Research project The project aims to develop methods for AI through deep learning on tomographic data. This will improve and make data analysis more effective, concerning parameters such as microstructure, porosity, and surface area of ash particles, as well as distribution of phosphates and other compounds in the particles.
The project aims to develop methods to use AI through deep learning on tomography data from synchrotron experiments. The technology provides a 3D image of the sample and with the help of advanced image processing, properties of the sample can be obtained. It is for this step that AI through deep machine learning can gain great importance through improved and more efficient analyzes of the data. Our research aims to evaluate parameters such as microstructure, porosity and surface area, as well as how phosphorus compounds are placed in the ash. The project finances a post-doc and equipment.
Large amounts of phosphorus and other important nutrients are found in many of society's residual streams. By using the ash after combustion, it may be possible to recycle these nutrients. In order to be able to use the ash for nutrient recycling in an efficient and sustainable way, it is important to gain increased knowledge about how the chemical and physical properties of the ash affect the availability of nutrients when the ash is used as a fertilizer.

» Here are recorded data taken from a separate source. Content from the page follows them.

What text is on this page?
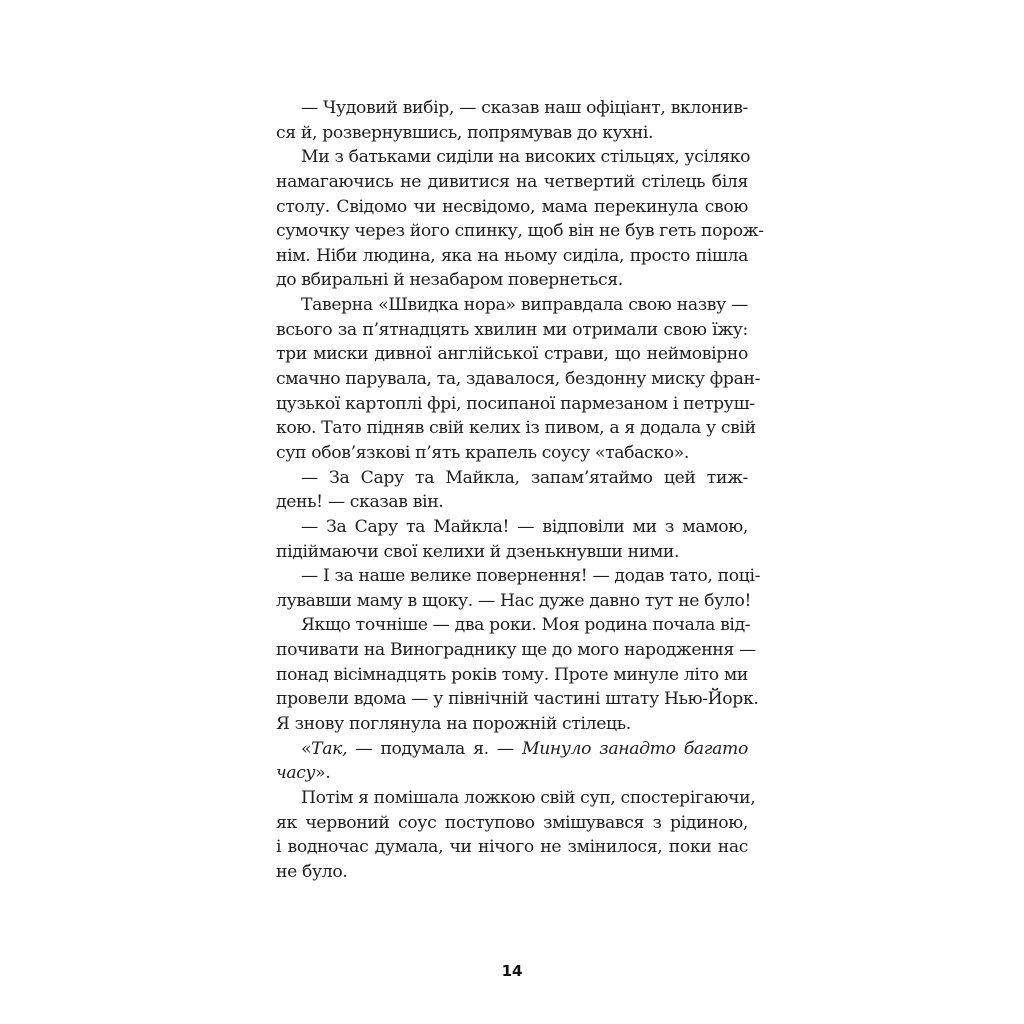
— Чудовий вибір, — сказав наш офіціант, вклонив-
ся й, розвернувшись, попрямував до кухні.
Ми з батьками сиділи на високих стільцях, усіляко
намагаючись не дивитися на четвертий стілець біля
столу. Свідомо чи несвідомо, мама перекинула свою
сумочку через його спинку, щоб він не був геть порож-
нім. Ніби людина, яка на ньому сиділа, просто пішла
до вбиральні й незабаром повернеться.
Таверна «Швидка нора» виправдала свою назву —
всього за п’ятнадцять хвилин ми отримали свою їжу:
три миски дивної англійської страви, що неймовірно
смачно парувала, та, здавалося, бездонну миску фран-
цузької картоплі фрі, посипаної пармезаном і петруш-
кою. Тато підняв свій келих із пивом, а я додала у свій
суп обов’язкові п’ять крапель соусу «табаско».
— За Сару та Майкла, запам’ятаймо цей тиж-
день! — сказав він.
— За Сару та Майкла! — відповіли ми з мамою,
підіймаючи свої келихи й дзенькнувши ними.
— І за наше велике повернення! — додав тато, поці-
лувавши маму в щоку. — Нас дуже давно тут не було!
Якщо точніше — два роки. Моя родина почала від-
почивати на Винограднику ще до мого народження —
понад вісімнадцять років тому. Проте минуле літо ми
провели вдома — у північній частині штату Нью-Йорк.
Я знову поглянула на порожній стілець.
«Так, — подумала я. — Минуло занадто багато
часу».
Потім я помішала ложкою свій суп, спостерігаючи,
як червоний соус поступово змішувався з рідиною,
і водночас думала, чи нічого не змінилося, поки нас
не було.
14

We currently use synchrotron-based X-ray tomography to study the porosity and pore structure of materials in 3D, as well as how nutrients are distributed in different ashes. An automated data analysis can greatly shorten the time for data analysis and the efficiency of data analysis is an important step in utilizing the capacity of the synchrotron, as each visit to synchrotron plants generates large amounts of data and manual analysis is very time-consuming.